I froze, suddenly wide awake.

Why was the light shade hot?

The little red light reflected on the screen winked out, as though suddenly obscured.

I threw myself back from the desk, just starting to sense movement behind me; I fell backwards as something dark scythed past in front of my face and a noise like the wind terminated in a splintering crash. Somebody — just a silhouette in the dim vague shadows of the room, lit only by the feeble light spilling from the hall night-light — stumbled forward, just behind where I had stood, arms reaching in front of them, pulling something long and dark and thin out of the wrecked back of the seat. The figure started to turn as I landed heavily on my back on the rug; I kicked out at their nearest knee, wishing I was wearing my Docs. Or anything, come to that.

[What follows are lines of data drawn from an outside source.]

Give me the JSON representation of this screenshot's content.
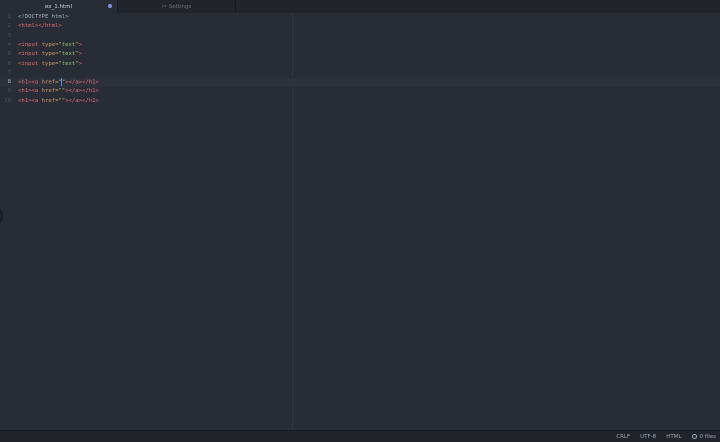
{
  "tabs": [
    {
      "label": "ex_1.html",
      "active": true,
      "modified": true
    },
    {
      "label": "Settings",
      "active": false,
      "icon": "tools-icon"
    }
  ],
  "editor": {
    "lines": [
      {
        "num": "1",
        "parts": [
          {
            "t": "punct",
            "v": "<!DOCTYPE html>"
          }
        ]
      },
      {
        "num": "2",
        "parts": [
          {
            "t": "tag",
            "v": "<html></html>"
          }
        ]
      },
      {
        "num": "3",
        "parts": []
      },
      {
        "num": "4",
        "parts": [
          {
            "t": "tag",
            "v": "<input"
          },
          {
            "t": "punct",
            "v": " "
          },
          {
            "t": "attr",
            "v": "type="
          },
          {
            "t": "str",
            "v": "\"text\""
          },
          {
            "t": "tag",
            "v": ">"
          }
        ]
      },
      {
        "num": "5",
        "parts": [
          {
            "t": "tag",
            "v": "<input"
          },
          {
            "t": "punct",
            "v": " "
          },
          {
            "t": "attr",
            "v": "type="
          },
          {
            "t": "str",
            "v": "\"text\""
          },
          {
            "t": "tag",
            "v": ">"
          }
        ]
      },
      {
        "num": "6",
        "parts": [
          {
            "t": "tag",
            "v": "<input"
          },
          {
            "t": "punct",
            "v": " "
          },
          {
            "t": "attr",
            "v": "type="
          },
          {
            "t": "str",
            "v": "\"text\""
          },
          {
            "t": "tag",
            "v": ">"
          }
        ]
      },
      {
        "num": "7",
        "parts": []
      },
      {
        "num": "8",
        "cursor": true,
        "parts": [
          {
            "t": "tag",
            "v": "<h1><a"
          },
          {
            "t": "punct",
            "v": " "
          },
          {
            "t": "attr",
            "v": "href="
          },
          {
            "t": "str",
            "v": "\""
          },
          {
            "t": "caret",
            "v": ""
          },
          {
            "t": "str",
            "v": "\""
          },
          {
            "t": "tag",
            "v": "></a></h1>"
          }
        ]
      },
      {
        "num": "9",
        "parts": [
          {
            "t": "tag",
            "v": "<h1><a"
          },
          {
            "t": "punct",
            "v": " "
          },
          {
            "t": "attr",
            "v": "href="
          },
          {
            "t": "str",
            "v": "\"\""
          },
          {
            "t": "tag",
            "v": "></a></h1>"
          }
        ]
      },
      {
        "num": "10",
        "parts": [
          {
            "t": "tag",
            "v": "<h1><a"
          },
          {
            "t": "punct",
            "v": " "
          },
          {
            "t": "attr",
            "v": "href="
          },
          {
            "t": "str",
            "v": "\"\""
          },
          {
            "t": "tag",
            "v": "></a></h1>"
          }
        ]
      }
    ]
  },
  "status": {
    "line_ending": "CRLF",
    "encoding": "UTF-8",
    "grammar": "HTML",
    "files": "0 files"
  },
  "colors": {
    "background": "#282c34",
    "tag": "#e06c75",
    "attr": "#d19a66",
    "string": "#98c379",
    "cursor": "#528bff",
    "modified_dot": "#7c8fe3"
  }
}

I felt my heel hit their leg. "Huh!"

Sounded male; he staggered a little, then came forward at me, one arm raised as I started to roll, suddenly feeling very vulnerable and naked. A smashing noise sounded from overhead; metal and glass. I kept rolling, pushing up with my hands and leaping to my feet. Glass was falling from the ceiling as something thudded into the floor where I'd lain. I was at the man's side as he staggered forward, raising the bar or jemmy or whatever the hell it was from where it had struck the carpet. I kicked him in what I hoped was the kidneys and watched him stumble to one side, then something banged into the top of my head and hit my shoulder, contusing me. My feet crunched over something hard on the rug as I staggered. More light from the hall, as I stood swaying, dazed, and the attacker recovered. I could see him better now; all in black. Gloves, balaclava. His build…

"Uncle Ferg?" I heard somebody whisper. It sounded like me.

"Prentice?" said a woman's voice, distantly, worriedly, from the corridor.

I watched the man in front of me seem to hesitate, arm raised. I was falling. I staggered backwards, trying not to fall, crashing into a filing cabinet.

"Prentice!" mum screamed, somewhere. Then; "James! Get back!"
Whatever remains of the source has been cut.